Android News

Android 2.0 versus Sense — fight!

November 21, 2009 | by Evan Selleck

Android OS, Featured post, HTC, Motorola, Verizon

Android 2.0 versus Sense — fight!

Yes, it’s called Sense UI. But in the case of this piece, I’m not referring mainly to the User Interface. HTC’s Sense is what I’m discussing, in reference to the updated Android 2.0 Operating System. So, from this point on, within this segment, Sense UI will be known as Sense.

The wait for Android 2.0 has been almost painful for those with an HTC Hero. For whatever reason, it’s still not here. And like it or not, it’s pretty much common practice for HTC to keep silent about what’s coming, up until the very hour something gets released. There are rumors that the upcoming Passion/Dragon, also from HTC, will showcase Android 2.0 with the Sense UI (subsequently called Sense 2.0); but those rumors also slate the phone for a mid-December release, so seeing an update to our existing Sense-infused handsets before then seems pretty faint.

So, I got to thinking about it. I’ve been playing around with the DROID since its release, checking out the features that Verizon and Motorola have been swooning over, and I realized something: I already have those features on my Hero. In fact, in some ways, I have more features, or more robust usability. Of course, I don’t have Bluetooth 2.1, and I don’t have voice-activated Google Navigation (or Navigation at all, for that matter); but I’m not going to cover what I don’t have, versus what the DROID does (no pun intended). Instead, I want to point out that I’m excited for an update, which consists of features, the majority of which, I already utilize.

First, Facebook sync. The first time you start up your DROID device, it will run through the standard Google set-up process. But then it will ask you to synchronize your Facebook profile, with the contacts on your phone. This automatically adds the contacts from your Facebook profile to your phone, and adds phone numbers appropriately. However! If you do not have a contact in your phone already, and want to edit a contact added from Facebook . . . Well, you can’t. You’ll have to go through an extra step to add the contact manually, input the name and number (and whatever other pieces of information you want to add), and then save what you’ve changed. Of course, it will automatically combine with the appropriate Facebook contact, so it’s not that big of a deal. What I don’t like about this, though, is that it does add your Facebook contacts onto your phone. Personally, I don’t need all of them in there, because I don’t frequently talk or text or even chat with them.

Hero Facebook

The difference? I set up my phone the same way as the DROID, including synchronizing my Facebook profile with the device. But instead of every Facebook contact being added to my phone; the phone will correlate contacts saved on the phone, pulled from the cloud via Google Contacts (accessed usually by Gmail), or those you put on the phone manually, and then aggregate that information to match contact names with Facebook profile names. Contact information basically gets synchronized with a picture, and then furthermore to the profile on Facebook. No additional contacts added to the phone proper. And so my small amount of contacts get nicely updated, and I’m not forced to have a load of people in my phone that I don’t talk to right from the start.
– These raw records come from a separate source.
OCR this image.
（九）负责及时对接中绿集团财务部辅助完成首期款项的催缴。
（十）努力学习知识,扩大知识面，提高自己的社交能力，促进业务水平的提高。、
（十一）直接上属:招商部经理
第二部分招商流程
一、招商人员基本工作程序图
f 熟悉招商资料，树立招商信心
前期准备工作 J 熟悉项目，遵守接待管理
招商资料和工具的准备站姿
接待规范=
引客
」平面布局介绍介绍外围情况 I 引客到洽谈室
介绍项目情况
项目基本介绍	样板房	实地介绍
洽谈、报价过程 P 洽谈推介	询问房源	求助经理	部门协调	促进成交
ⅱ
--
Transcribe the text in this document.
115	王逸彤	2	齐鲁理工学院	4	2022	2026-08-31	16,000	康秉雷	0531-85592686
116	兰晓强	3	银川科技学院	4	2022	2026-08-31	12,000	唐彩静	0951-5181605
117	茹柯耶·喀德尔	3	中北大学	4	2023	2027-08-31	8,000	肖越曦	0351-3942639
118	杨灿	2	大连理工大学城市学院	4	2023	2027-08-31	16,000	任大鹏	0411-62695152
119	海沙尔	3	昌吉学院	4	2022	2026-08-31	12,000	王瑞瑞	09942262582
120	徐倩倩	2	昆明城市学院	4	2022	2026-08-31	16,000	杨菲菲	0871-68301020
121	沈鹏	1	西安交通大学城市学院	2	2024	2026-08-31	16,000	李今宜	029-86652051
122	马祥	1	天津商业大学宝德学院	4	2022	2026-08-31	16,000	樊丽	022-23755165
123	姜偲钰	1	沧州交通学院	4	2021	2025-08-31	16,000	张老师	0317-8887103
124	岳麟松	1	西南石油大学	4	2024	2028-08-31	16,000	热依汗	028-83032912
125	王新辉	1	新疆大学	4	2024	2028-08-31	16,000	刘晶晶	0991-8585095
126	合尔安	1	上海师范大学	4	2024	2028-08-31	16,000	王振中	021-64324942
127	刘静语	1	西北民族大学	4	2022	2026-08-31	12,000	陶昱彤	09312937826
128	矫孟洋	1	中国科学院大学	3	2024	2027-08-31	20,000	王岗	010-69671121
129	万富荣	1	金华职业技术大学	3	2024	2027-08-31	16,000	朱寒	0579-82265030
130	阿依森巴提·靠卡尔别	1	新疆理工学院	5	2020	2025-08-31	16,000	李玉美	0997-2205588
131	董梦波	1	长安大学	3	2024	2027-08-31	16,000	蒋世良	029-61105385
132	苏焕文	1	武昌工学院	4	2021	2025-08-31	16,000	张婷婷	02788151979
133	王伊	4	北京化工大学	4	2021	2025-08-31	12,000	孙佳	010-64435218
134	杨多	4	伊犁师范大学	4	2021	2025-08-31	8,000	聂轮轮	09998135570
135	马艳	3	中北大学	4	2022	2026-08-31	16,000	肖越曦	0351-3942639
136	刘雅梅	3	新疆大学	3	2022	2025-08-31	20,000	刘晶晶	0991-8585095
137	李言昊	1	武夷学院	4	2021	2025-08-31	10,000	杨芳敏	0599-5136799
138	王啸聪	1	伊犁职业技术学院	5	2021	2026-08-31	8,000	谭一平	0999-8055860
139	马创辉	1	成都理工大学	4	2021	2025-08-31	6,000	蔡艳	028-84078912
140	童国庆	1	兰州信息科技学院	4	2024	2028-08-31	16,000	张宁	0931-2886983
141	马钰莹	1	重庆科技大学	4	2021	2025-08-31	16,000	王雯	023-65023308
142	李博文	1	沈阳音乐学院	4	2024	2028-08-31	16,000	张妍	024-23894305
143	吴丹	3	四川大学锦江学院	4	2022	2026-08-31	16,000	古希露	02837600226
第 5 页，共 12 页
That wasn’t enough for HTC though. They also included Twitter, which corresponds with the native Twitter application present on the phone (affectionately called Peep). And then again, you have Flickr, which can be synced to the phone as well. I don’t even use Flickr, but it’s there, just in case I ever do want to use it.

Another feature would be quick access to different means of communication with a contact. It’s called Quick Contact, and it basically allows the user a faster means of getting to a text message. By pressing on a contact’s picture (or name), you can bring up a list of options: call, SMS, email by default. It’s a great feature, and a welcomed one to Android, but one that HTC already gave me with Sense. And I use it a lot. The compiled communications, seeing SMS, emails, and calls via the contact card, make it a lot easier and practical to use those Quick Contact features than ever before.

Okay, that’s just a quick look at what those with a Hero, or an Eris, already have versus what’s coming with the Android 2.0 update. And yes, there are a lot more features integrated into Sense that are being introduced with Android 2.0, but I wanted to focus on some of the bigger features. But, here’s a list of what’s different, and what we should be excited about:

Google Navigation with voice search
Voice search
Updated Android Market (which now includes screenshots of the applications)
A new unlock screen
(this hasn’t been confirmed to change on the Hero, Hero for Sprint, or Droid Eris)
Faster browser
Bluetooth 2.1
Updated calendar features, including the ability to invite

Some of those are pretty big changes, and it just shows me all over again why I’m still excited for an update that, for all intents and purposes, will probably do nothing more than refine features already on my phone. So maybe this is why HTC didn’t jump on getting Android 2.0 ready for their Sense UI.  There are other theories out there right now, but this seems to make the most sense to me. Pushing out an update, one as major as an Operating System overhaul, is quite the task with something like Sense layered over it, so why put the time and effort and money into updating a system that you’ve already managed to provide?